Sunday 1 July 2012

banks and bonking

Still struggling to get into my own blog... On signing in I keep being told that I don't have a blog. I have to re-set everything each time, sometimes with success, sometimes without.

More bankers bonking to the pop of Bollinger corks. The focus is on bankers, but the all big corporations do similar things. Through the major national boards on which I have served, and my contacts with top 100 companies who sponsor exhibitions I have seen at least a glimpse of the ethos that now permeates huge firms. I have also seen the incestuous nature of remuneration committees, whose members are for the most part determining the comparators for their own levels of remuneration.
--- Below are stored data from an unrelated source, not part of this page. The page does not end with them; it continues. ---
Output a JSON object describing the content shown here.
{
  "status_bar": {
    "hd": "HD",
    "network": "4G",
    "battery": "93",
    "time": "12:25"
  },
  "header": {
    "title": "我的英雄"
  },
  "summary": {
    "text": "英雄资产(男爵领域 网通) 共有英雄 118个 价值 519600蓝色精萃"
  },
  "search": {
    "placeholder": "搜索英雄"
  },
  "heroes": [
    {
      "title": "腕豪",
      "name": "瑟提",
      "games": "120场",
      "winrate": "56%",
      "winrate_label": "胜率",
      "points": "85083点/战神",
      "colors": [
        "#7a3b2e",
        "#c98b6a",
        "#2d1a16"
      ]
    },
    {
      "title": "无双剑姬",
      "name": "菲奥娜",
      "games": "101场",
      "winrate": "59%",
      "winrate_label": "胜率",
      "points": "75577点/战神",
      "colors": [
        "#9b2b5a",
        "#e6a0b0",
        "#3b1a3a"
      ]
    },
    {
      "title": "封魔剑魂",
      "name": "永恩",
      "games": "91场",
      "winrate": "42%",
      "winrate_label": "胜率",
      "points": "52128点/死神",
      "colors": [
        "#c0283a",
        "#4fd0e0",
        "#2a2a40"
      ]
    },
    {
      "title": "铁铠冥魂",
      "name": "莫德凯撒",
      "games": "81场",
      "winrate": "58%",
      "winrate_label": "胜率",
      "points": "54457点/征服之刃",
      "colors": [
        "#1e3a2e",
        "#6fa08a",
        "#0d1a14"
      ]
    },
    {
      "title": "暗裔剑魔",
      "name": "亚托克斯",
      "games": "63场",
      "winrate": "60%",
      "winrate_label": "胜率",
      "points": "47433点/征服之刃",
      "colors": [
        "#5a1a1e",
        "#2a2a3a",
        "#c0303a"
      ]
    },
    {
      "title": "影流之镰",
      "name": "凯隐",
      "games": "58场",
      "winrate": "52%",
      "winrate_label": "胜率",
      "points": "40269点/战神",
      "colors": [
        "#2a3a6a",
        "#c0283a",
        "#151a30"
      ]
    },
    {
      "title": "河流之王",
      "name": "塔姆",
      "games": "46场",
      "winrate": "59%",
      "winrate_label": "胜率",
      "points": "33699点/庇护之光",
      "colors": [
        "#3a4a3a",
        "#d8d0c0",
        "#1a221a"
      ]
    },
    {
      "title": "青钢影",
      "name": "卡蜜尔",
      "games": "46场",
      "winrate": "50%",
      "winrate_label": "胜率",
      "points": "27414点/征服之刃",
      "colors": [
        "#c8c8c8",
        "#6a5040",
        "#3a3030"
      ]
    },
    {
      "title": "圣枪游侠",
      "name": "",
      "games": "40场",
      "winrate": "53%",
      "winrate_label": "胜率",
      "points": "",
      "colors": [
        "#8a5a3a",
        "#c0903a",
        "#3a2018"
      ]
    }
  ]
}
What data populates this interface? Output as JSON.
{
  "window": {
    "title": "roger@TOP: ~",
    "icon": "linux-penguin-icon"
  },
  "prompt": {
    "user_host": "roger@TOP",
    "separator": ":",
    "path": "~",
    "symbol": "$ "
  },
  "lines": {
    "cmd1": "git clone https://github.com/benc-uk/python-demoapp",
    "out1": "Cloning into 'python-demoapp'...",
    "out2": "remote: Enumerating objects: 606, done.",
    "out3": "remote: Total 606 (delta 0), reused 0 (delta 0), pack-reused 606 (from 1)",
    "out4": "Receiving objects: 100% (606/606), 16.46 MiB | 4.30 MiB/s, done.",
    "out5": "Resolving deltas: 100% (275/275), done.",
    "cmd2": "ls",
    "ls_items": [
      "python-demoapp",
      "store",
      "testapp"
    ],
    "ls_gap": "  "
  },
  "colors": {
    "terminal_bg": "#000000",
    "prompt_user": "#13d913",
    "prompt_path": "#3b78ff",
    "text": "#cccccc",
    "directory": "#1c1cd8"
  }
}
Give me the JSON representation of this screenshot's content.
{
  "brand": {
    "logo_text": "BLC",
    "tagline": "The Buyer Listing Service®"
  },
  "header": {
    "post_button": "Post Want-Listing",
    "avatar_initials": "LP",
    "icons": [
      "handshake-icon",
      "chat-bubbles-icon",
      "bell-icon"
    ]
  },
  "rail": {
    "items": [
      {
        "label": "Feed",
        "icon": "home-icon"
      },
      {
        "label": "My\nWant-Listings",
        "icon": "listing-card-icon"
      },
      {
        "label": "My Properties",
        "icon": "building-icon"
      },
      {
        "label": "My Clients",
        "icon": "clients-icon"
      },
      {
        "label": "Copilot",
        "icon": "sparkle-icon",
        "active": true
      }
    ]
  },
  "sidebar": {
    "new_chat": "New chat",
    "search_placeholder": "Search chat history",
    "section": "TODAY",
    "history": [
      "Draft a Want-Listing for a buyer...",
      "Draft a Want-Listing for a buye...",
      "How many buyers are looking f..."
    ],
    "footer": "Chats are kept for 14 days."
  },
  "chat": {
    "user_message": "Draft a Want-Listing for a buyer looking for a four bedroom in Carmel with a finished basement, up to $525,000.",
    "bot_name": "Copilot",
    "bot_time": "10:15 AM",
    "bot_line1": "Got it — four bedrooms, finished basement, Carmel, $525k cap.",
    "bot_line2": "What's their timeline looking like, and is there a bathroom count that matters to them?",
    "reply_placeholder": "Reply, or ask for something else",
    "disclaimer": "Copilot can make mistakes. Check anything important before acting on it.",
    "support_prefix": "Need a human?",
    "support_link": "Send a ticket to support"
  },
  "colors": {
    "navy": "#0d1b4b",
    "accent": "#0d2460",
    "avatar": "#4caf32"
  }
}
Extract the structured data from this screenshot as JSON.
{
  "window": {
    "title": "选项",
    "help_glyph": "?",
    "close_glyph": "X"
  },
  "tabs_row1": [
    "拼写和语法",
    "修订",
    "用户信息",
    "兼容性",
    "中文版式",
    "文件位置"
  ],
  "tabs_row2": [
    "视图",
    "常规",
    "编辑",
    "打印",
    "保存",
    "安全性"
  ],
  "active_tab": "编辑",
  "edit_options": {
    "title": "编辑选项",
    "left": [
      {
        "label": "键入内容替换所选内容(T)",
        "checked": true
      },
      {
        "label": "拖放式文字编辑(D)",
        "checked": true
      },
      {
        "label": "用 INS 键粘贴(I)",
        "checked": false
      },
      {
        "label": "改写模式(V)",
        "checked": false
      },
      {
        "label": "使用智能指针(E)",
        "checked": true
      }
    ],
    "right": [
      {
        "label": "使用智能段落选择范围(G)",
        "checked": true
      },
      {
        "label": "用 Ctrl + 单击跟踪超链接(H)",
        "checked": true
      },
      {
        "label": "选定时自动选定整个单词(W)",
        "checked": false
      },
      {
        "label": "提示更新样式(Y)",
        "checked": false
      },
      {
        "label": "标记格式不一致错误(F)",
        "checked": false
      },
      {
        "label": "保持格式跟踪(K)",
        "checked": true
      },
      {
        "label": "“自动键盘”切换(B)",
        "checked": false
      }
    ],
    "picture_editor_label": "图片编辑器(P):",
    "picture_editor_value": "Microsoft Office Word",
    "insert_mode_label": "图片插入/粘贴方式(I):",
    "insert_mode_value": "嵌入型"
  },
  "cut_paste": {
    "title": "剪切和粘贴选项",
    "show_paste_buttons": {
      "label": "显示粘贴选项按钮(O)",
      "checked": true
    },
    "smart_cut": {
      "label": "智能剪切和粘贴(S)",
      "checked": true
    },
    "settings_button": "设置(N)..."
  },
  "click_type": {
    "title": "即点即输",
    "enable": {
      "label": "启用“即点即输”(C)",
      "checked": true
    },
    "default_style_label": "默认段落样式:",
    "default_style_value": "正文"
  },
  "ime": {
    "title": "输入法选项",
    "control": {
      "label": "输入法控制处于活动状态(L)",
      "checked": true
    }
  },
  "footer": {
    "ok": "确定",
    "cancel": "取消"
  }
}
The culture is of macho management (perpetuated by boards whose members belong to the same  cadre) that sets up the climate for smart-ass manipulators of mechanisms whose only aim is to exploit the financial system, regardless of whether this screws the clients whose interests they are supposed to be serving.

The massive rewards are justified on the grounds that we have to pay for the best at an international level. We can see what the "best" have done. I would be happy to see the best defined in terms of probity, public service, responsibility and competence. Surely we could find people to do this for £1 million a year. Does someone who is paid £2 million work 2X as hard and with 2X the dedication as someone paid £1 million? And so on up the scale. Let other countries pay for the macho manipulators if they want to.

As I have said previously, the nature of what is called the "market" is that it serves to facilitate businesses charge the maximum they can get away with. Since they are all doing this, the predominant impetus is towards ever higher prices for customers, not reduced prices through competition. Competition acts only as an intermittent and partial restraint. At the level of huge corporations the only serious competition is to become big enough to ingest or crush other companies. Since Google and Facebook do not look like traditional companies we should not think they are any different.

But there are no viable political parties that are even thinking about such things.